Night of the Living Dead (1968)
George Romero’s timeless zombie film has been called everything from an erudite social commentary to a taut political polemic. What is frequently forgotten is how downright creepy it really is. Tis the perfect season to rediscover its famous fear factors. (1:00am EST)


The Crazies
With his third feature film (after Season of the Witch) Romero returned to familiar ground – too familiar for some fright fans. Similar to 28 Days Later in that these are nutjobs, not the undead, that the military are after, this is one of the master’s lesser efforts. (2:45am EST)


 


Seven Films, Seven Days

For October, the off title idea is simple – pick a different cable channel each and every day, and then find a film worth watching. While it sounds a little like an exercise in entertainment archeology, you’d be surprised at the broad range of potential motion picture repasts in the offing. Therefore, the fourth installment of acceptable selections for this week include:



28 October - The Omen (1976)
Forget the horrendous remake that came out in 2006 and revisit this timeless classic, featuring impressive performances from Gregory Peck and Lee Remick.
(Encore – 8PM EST)


29 October - So I Married an Axe Murderer
Before Shrek made him more or less untouchable, Mike Meyers actually tried to make funny movies.
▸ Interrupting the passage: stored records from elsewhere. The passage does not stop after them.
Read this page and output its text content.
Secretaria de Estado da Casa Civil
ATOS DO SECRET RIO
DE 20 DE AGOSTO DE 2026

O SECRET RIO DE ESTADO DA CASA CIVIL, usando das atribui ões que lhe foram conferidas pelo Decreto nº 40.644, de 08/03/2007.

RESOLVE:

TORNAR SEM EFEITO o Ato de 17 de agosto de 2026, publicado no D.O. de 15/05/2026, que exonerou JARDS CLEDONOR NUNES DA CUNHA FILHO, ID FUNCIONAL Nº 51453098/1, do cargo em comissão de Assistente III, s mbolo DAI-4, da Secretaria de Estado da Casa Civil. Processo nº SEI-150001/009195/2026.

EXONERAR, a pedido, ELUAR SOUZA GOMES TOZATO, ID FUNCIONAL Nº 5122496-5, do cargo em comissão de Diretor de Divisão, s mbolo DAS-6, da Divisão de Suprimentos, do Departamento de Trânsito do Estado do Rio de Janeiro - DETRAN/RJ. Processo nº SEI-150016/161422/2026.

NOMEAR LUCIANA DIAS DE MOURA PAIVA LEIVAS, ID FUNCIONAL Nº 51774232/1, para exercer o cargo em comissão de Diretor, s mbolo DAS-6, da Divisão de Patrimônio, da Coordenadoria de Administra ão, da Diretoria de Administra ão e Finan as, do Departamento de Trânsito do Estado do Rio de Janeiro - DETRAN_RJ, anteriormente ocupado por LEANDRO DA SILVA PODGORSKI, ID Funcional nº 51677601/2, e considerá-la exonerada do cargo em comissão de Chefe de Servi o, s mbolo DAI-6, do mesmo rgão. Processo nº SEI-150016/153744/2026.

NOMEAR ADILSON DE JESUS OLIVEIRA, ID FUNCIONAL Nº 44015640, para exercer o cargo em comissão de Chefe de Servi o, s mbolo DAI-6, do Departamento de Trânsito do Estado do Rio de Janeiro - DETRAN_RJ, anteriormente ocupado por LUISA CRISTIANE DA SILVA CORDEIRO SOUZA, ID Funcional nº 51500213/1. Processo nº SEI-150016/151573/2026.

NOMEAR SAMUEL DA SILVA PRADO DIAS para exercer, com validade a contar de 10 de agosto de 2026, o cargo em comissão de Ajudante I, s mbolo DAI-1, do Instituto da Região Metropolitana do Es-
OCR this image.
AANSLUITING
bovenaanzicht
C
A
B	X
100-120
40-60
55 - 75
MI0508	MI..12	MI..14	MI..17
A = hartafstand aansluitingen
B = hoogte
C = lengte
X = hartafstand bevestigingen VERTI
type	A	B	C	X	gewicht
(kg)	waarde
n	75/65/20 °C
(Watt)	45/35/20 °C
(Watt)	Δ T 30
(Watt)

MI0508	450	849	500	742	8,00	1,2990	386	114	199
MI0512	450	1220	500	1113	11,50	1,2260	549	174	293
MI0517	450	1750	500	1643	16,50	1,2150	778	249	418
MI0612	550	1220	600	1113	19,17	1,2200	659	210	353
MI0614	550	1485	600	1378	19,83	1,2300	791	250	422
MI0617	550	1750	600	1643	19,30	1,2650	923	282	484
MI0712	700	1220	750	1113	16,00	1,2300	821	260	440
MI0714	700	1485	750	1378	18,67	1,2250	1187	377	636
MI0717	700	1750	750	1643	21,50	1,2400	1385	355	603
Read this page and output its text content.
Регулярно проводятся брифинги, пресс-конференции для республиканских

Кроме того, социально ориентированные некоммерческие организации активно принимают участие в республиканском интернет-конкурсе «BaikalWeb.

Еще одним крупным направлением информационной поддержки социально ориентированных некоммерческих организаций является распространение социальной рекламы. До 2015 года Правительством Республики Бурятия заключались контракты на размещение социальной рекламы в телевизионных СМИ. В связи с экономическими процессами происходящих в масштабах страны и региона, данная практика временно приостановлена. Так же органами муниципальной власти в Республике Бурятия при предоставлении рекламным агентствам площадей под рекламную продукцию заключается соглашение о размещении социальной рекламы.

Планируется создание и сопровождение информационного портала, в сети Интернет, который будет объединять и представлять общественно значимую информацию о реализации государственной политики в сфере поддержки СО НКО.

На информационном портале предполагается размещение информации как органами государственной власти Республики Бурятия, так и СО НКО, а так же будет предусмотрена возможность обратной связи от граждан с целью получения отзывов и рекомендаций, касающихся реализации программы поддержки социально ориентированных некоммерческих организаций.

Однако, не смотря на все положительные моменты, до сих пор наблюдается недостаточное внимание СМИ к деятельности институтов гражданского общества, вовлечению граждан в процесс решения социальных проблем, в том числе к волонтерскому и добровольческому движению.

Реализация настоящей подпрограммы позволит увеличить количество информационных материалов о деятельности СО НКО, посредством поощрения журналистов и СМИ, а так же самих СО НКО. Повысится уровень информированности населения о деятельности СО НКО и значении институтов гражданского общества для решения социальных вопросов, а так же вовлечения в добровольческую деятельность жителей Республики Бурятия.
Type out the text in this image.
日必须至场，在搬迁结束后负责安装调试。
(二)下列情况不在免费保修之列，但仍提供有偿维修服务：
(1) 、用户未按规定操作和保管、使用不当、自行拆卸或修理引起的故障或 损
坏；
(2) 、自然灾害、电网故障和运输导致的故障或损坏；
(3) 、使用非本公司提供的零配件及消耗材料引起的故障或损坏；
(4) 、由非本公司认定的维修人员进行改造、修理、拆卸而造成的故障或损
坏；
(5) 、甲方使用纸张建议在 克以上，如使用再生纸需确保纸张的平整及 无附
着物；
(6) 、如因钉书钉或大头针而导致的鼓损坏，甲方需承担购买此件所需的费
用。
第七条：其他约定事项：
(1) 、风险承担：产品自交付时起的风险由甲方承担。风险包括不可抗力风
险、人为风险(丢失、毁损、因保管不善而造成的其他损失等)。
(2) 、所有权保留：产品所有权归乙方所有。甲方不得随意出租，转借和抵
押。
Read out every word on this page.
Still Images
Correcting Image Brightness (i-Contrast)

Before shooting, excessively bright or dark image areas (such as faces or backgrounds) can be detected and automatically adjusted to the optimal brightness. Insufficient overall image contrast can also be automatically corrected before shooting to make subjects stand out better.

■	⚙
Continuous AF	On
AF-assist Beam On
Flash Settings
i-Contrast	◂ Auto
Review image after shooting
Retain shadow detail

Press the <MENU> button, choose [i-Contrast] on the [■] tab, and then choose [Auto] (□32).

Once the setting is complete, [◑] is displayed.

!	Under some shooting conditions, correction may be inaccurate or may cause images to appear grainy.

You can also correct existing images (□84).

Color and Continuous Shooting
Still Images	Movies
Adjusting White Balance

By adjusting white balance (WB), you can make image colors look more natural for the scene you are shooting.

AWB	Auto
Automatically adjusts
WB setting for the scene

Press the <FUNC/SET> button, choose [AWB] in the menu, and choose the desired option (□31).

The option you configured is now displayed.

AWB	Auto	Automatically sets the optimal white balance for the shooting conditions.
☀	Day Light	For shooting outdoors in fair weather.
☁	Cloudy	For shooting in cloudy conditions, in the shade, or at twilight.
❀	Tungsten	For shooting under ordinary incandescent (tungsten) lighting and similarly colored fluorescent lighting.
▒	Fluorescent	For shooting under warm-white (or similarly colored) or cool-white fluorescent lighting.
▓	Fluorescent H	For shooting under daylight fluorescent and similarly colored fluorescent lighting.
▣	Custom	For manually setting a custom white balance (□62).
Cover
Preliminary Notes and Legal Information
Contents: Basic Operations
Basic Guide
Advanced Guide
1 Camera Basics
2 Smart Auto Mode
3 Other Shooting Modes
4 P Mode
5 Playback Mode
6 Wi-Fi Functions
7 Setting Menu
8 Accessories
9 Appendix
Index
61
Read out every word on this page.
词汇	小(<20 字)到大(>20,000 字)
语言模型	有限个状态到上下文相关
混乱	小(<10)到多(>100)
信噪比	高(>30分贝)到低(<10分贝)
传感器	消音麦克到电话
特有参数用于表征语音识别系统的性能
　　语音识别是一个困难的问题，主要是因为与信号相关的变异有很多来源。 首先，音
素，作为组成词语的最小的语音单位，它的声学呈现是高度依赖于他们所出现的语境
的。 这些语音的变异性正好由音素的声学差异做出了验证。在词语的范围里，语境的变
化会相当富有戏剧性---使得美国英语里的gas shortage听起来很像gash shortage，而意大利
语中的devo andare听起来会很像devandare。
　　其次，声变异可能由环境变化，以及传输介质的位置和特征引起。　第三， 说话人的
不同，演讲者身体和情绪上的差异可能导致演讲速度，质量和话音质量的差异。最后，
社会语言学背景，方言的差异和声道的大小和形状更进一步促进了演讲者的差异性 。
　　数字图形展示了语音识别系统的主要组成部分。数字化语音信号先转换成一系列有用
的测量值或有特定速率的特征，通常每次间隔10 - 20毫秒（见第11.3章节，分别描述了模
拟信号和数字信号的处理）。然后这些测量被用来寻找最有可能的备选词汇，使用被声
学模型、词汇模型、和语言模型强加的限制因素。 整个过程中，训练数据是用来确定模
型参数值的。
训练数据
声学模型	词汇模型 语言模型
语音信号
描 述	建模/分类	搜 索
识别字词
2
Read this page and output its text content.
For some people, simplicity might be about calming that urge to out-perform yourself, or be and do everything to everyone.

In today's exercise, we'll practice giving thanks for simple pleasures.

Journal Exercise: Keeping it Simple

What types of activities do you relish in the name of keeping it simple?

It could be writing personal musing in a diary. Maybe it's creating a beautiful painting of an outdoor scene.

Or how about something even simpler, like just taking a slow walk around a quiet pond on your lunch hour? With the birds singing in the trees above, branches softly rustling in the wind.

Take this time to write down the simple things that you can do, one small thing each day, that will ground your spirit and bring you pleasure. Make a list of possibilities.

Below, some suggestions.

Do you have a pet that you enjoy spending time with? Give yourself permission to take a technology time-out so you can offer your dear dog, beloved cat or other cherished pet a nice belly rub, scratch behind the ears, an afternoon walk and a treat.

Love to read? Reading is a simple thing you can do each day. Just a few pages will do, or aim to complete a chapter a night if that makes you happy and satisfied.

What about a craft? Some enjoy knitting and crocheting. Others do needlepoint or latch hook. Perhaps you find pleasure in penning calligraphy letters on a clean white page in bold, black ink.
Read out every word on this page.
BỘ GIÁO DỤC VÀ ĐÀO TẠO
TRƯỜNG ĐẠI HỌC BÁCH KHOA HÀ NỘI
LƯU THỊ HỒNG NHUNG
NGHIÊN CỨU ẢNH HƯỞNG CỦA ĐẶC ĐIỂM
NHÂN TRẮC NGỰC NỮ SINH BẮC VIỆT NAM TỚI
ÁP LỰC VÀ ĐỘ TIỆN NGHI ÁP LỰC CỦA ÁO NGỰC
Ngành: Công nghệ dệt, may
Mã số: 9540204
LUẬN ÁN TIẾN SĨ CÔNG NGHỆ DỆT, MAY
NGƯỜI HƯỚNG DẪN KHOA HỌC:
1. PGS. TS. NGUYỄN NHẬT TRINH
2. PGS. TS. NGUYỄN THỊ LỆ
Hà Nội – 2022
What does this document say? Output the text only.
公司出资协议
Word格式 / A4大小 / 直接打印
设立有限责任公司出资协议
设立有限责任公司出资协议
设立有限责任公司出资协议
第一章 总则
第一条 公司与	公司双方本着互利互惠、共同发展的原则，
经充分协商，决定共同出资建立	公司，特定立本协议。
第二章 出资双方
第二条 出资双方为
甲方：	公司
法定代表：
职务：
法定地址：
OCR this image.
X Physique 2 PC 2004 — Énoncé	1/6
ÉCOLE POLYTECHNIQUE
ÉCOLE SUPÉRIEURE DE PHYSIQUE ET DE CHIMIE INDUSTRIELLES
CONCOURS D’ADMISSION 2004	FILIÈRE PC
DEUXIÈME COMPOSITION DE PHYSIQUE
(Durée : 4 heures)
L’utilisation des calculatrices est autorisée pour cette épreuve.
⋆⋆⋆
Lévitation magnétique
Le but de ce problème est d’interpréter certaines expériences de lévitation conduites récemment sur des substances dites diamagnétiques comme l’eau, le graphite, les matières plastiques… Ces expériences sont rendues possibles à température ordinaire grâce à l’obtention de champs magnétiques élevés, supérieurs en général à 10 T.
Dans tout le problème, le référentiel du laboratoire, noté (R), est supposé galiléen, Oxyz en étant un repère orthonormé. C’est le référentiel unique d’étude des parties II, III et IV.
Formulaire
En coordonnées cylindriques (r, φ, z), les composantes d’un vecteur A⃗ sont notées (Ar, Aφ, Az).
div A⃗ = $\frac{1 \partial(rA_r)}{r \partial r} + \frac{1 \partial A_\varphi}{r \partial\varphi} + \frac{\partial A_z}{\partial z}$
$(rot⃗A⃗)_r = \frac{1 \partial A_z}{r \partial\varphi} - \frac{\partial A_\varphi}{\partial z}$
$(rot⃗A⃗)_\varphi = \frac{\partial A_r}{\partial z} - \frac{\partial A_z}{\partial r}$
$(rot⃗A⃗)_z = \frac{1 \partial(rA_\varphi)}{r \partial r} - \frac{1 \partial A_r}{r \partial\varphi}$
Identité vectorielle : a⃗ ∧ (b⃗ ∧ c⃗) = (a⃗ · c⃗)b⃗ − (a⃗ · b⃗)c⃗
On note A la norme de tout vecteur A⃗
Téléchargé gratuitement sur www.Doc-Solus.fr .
Here’s one of his more oddball attempts.
(Flix – 6:25PM EST)


30 October - Radio Days
Woody Allen revisits his youth in this wistful, and genuinely comic look at life during wartime, when the wireless was the universal link to everything that was important.
(Movieplex – 6:45PM EST)


31 October -Masque of the Red Death
Roger Corman often gets ridiculed for his lesser monster movies. But there’s nothing but respect for his Poe adaptations, with this visionary example being his best.
(Tuner Classic Movies – 7PM EST)


1 November - National Lampoon’s Vacation
A new month, a new attitude – one perfectly encompassed by this wildly wicked comedy about one man’s attempt at having a real family holiday.
(AMC – 8PM EST)


2 November - The Ballad of Jack and Rose
Many missed this unique take on the inherent connection between father and daughter. While not wholly successful, it deserves a look just the same.
(The Movie Channel – 9:30PM EST)


3 November -Drumline
Far from original, this formulaic take on one youth’s desire to join a nationally recognized show-style band is still an entertaining, even inspiring film.